L’Iran, qui s’est retrouvé en guerre contre Israël en juin, accuse depuis longtemps cet ennemi de mener des opérations de déstabilisation sur son territoire et de sabotage contre ses installations nucléaires.
« Pour un bout de pain »
Ces manifestations sporadiques contre l’hyperinflation et le marasme économique ont débuté dimanche dans le plus grand marché de téléphones portables de Téhéran. Mardi, des étudiants ont manifesté dans des universités de Téhéran et de plusieurs autres villes iraniennes, selon les agences de presse Irna et Ilna.
Fourth day of anti-establishment protests in Iran.
Protesters gathered outside the Special Governorate of Fasa in Fars province and broke down the gate.
POV: 28.940218, 53.648815 @GeoConfirmed pic.twitter.com/1wgzJSyOJr
— Ghoncheh Habibiazad | غنچه (@GhonchehAzad) December 31, 2025
Le vice-président de l’Université de Téhéran, Mohammad Reza Taghidokht, a indiqué dans les médias que quatre étudiants avaient été arrêtés mardi, puis relâchés dans la nuit.
Mercredi, les écoles, les banques et les établissements publics ont été fermés dans la quasi-totalité du pays, sur décision des autorités qui invoquent le froid et la nécessité de réaliser des économies d’énergie.
À Téhéran, des universités ont également annoncé que leurs cours se tiendraient en ligne toute la semaine prochaine en raison du froid, d’après Irna.
Les autorités n’ont officiellement établi aucun lien avec les manifestations.
La capitale enregistre actuellement des températures négatives la nuit, ce qui n’est pas exceptionnel à cette période de l’année.
Depuis un an, la monnaie nationale, le rial, a perdu plus d’un tiers de sa valeur face au dollar, tandis qu’une hyperinflation à deux chiffres fragilise depuis des années déjà le pouvoir d’achat des Iraniens.
Selon le Centre de statistiques d’Iran, un organisme officiel, le taux d’inflation était de 52 % en décembre sur un an.
Certains produits de première nécessité deviennent ainsi inabordables pour une partie de la population, qui souffre des sanctions internationales contre l’Iran depuis quatre décennies.
« Tout le monde ici se bat pour un bout de pain », résumait un manifestant interrogé mardi par le quotidien Etemad.
Anxiété
La crainte d’un nouveau conflit avec Israël et le rétablissement, en septembre, des sanctions onusiennes contre l’Iran pour son programme nucléaire, sont des facteurs d’anxiété supplémentaires pour la population.
Un nouveau gouverneur de la Banque centrale, chargé de freiner l’inflation, a pris ses fonctions mercredi après la démission de son prédécesseur.

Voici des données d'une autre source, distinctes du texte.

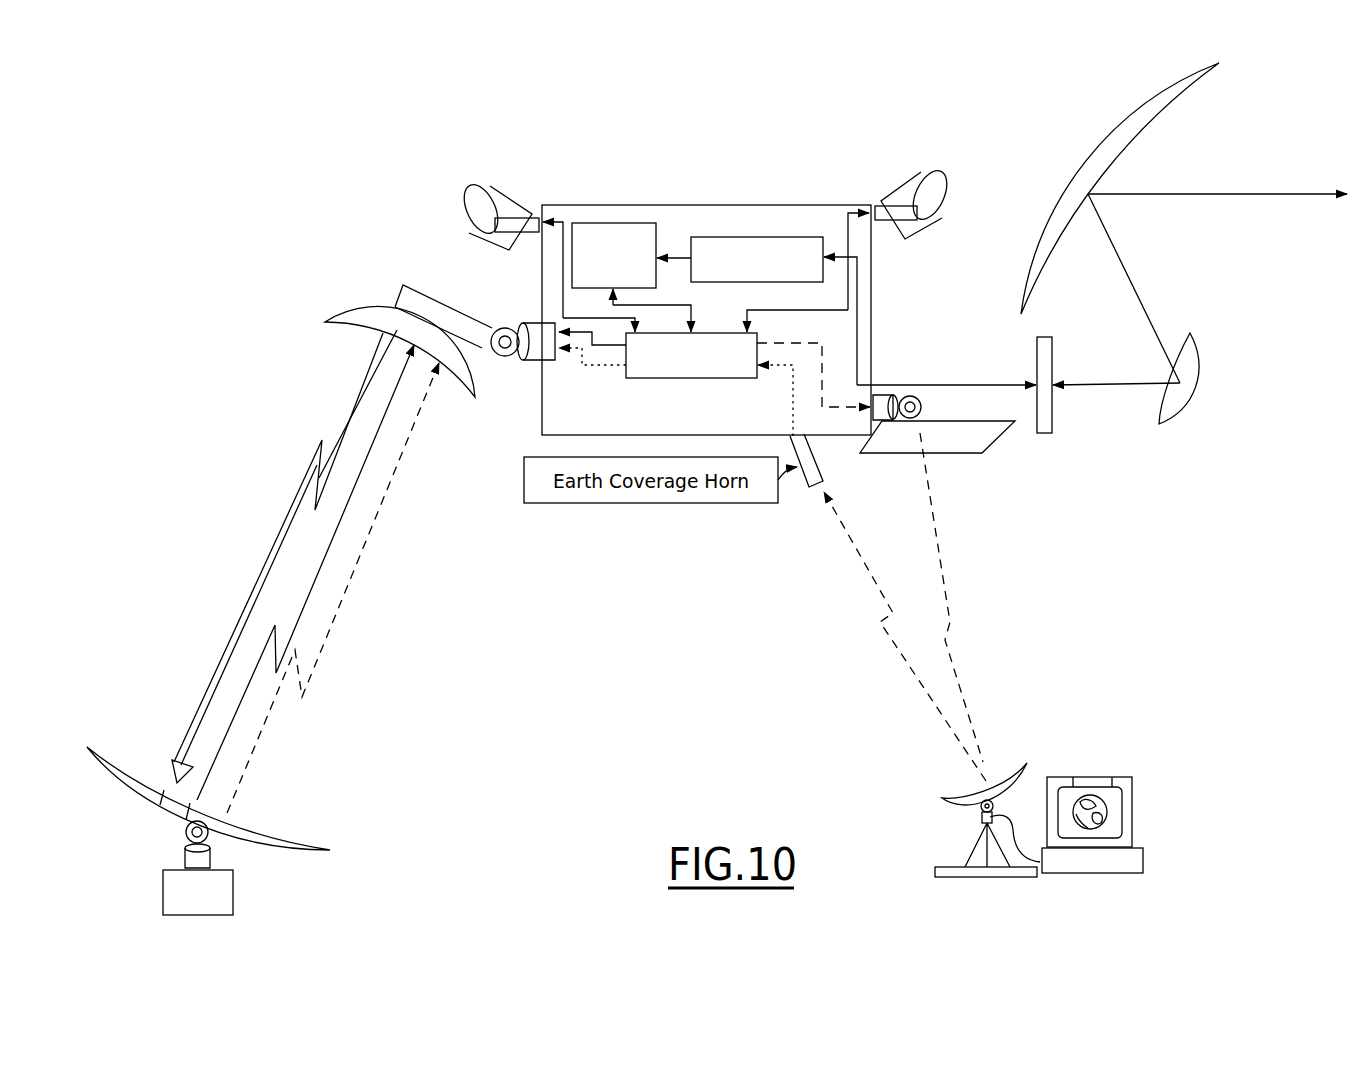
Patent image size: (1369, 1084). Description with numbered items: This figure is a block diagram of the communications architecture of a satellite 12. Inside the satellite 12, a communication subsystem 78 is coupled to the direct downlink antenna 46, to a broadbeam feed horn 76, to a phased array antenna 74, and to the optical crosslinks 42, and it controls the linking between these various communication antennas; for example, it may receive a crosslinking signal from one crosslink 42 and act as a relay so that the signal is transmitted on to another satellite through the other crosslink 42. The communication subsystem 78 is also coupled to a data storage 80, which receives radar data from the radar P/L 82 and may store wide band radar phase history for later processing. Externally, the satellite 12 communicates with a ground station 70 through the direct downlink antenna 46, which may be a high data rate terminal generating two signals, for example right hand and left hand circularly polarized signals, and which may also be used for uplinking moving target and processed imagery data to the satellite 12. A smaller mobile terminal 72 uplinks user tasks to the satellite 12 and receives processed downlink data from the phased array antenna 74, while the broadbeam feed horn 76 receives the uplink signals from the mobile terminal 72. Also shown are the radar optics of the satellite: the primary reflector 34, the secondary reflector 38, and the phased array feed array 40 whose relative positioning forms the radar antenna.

Ce mouvement de grogne est à ce stade sans commune mesure avec les grandes manifestations qui avaient secoué l’Iran fin 2022, après la mort en détention de Mahsa Amini, une jeune Iranienne, arrêtée pour un voile prétendument mal ajusté.
Son décès en détention après son arrestation pour avoir soi-disant enfreint le code vestimentaire avait déclenché une vague de manifestations, dans laquelle plusieurs centaines de personnes avaient trouvé la mort, dont des dizaines de membres des forces de sécurité.
En 2019, des manifestations avaient également éclaté en Iran après l’annonce d’une forte hausse du prix de l’essence. La contestation avait alors touché une centaine de villes, dont Téhéran, et fait des dizaines de morts.